I databricks, a hive_metastore table is created.
While setting up the pipeline, it asked to enable one of the storage options as below. I selected “lake_enabled” as true. I guess I need to add more values for the lake_elabled option, but there’s nothing mentioned in the documentation nor the github repo from which I downloaded the code regarding this.
Hi @niraj it sounds like you have the Lake Loader working correctly if you can see data landing in blob storage - have you followed these steps to surface that data in Databricks? Quick start guide | Snowplow Documentation
Hello, thank you for replying.
I selected the “Account Key” as the auth option for testing
When I run the below commands, I’m able to see the data from blob storage
The secrets are in the Notebook according to the databricks documentation for testing purposes. I didnt try the other auth options as I dont have access to those resources.
Unfortunately this looks like something you might need to escalate internally with whoever owns your Databricks installation. The error doesn’t appear related to the data being loaded by the Lake Loader so much as your credentials to access that data.
Ok, but how will the terraform pipeline know when to send the events to data lake? The snowplow documentation doesnt say anything for the data lake creds or where to put them in the terraform.tfvars file. There are only config variables for Snowflake but nothing for data lake. The only field present in it is “lake_enabled” and nothing else.
The documentation says to take a note of “port”, “https”, “http_path” and “access_token” from the cluster but doesnt say where to use them while creating the pipeline
Hey @niraj so the pipeline in this context doesn’t know that Databricks exists! It is just preparing delta files in an abfs volume → this happens constantly as long as data is flowing into the pipeline and new data should be committed roughly every 5 minutes (which is the default windowing period used by the Lake Loader).

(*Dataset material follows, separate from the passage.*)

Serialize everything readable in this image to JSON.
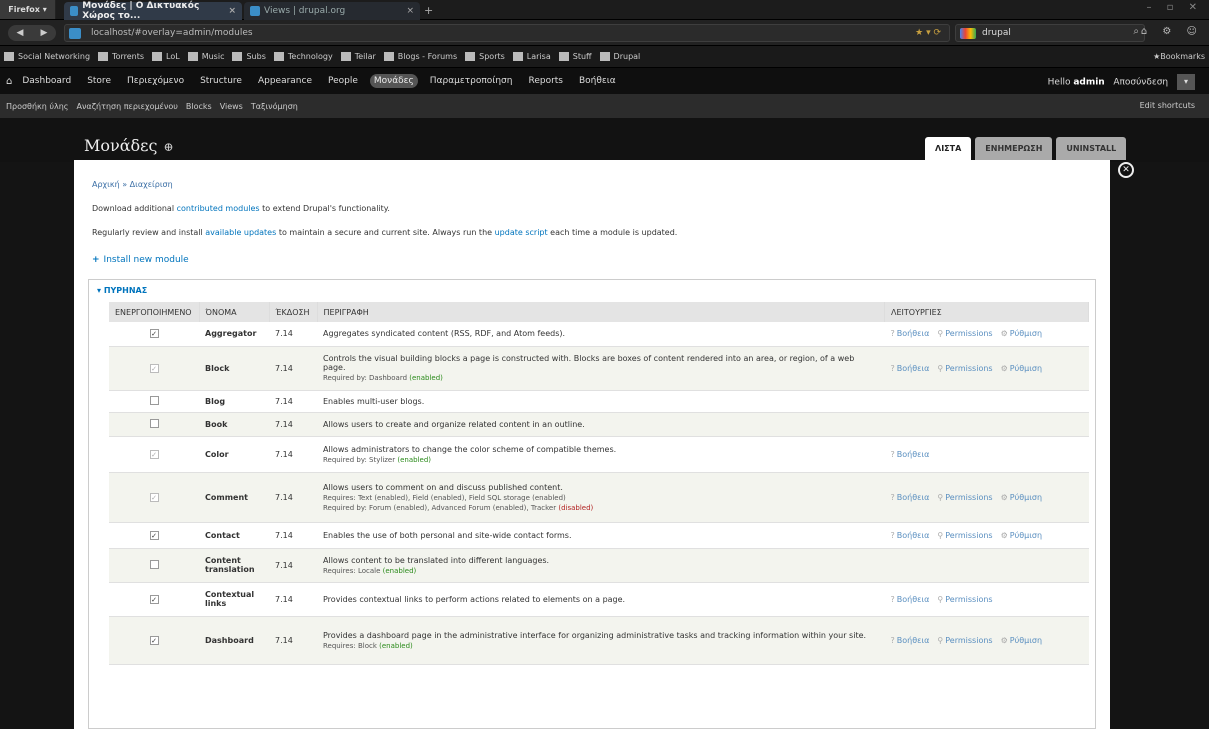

The documentation says to take a note of “port”, “https”, “http_path” and “access_token” from the cluster but doesnt say where to use them while creating the pipeline
In the instructions you are talking about there is a big disclaimer that we have “Azure specific instructions” - on Azure the pipeline does not connect to Databricks, we load to the volume and then you connect Databricks up to that volume (that’s the interface between the pipeline and the warehouse).
Ok so it means that the in case of Azure, the pipeline will send events to azure blob storage and the Databricks will read from the blob storage right?

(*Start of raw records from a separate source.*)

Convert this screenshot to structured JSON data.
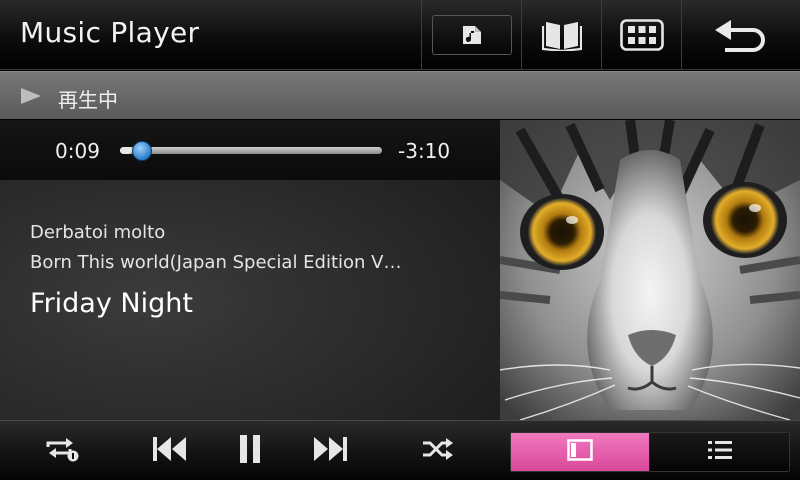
{
  "header": {
    "title": "Music Player",
    "buttons": [
      {
        "name": "music-folder",
        "icon": "music-folder-icon"
      },
      {
        "name": "book",
        "icon": "book-icon"
      },
      {
        "name": "grid",
        "icon": "grid-icon"
      },
      {
        "name": "back",
        "icon": "back-arrow-icon"
      }
    ]
  },
  "status": {
    "icon": "play-icon",
    "text": "再生中"
  },
  "playback": {
    "elapsed": "0:09",
    "remaining": "-3:10",
    "progress_fraction": 0.045
  },
  "track": {
    "artist": "Derbatoi molto",
    "album": "Born This world(Japan Special Edition V…",
    "title": "Friday Night"
  },
  "album_art": {
    "icon": "cat-album-art",
    "subject": "cat"
  },
  "controls": {
    "repeat_icon": "repeat-one-icon",
    "prev_icon": "skip-previous-icon",
    "pause_icon": "pause-icon",
    "next_icon": "skip-next-icon",
    "shuffle_icon": "shuffle-icon",
    "view_now_icon": "now-playing-view-icon",
    "view_list_icon": "list-view-icon"
  },
  "colors": {
    "accent_pink": "#e35aa8",
    "progress_thumb": "#3a8fd8",
    "header_bg": "#0d0d0d",
    "status_bg": "#6a6a6a"
  }
}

All you got to do in Databricks is mounting the blob storage where the snowplow data is landing in your azure pipeline, and then you can create the schema/table using the mount point. At least that’s how I have approached it.
So just run a py script that looks something like this
dbutils.fs.mount(
source=f"abfss://{container_name}@{storage_account_name}.dfs.core.windows.net/",
mount_point=mount_point, # Define mount point
extra_configs=configs # Define config settings like the auth type
)
Just make sure, you have a service principal that has access to the landing zone of your azure pipeline, store the client id and secret using databricks secrets, and then once you mount the blob storage, you can just easily create your table/schema as you were trying to do.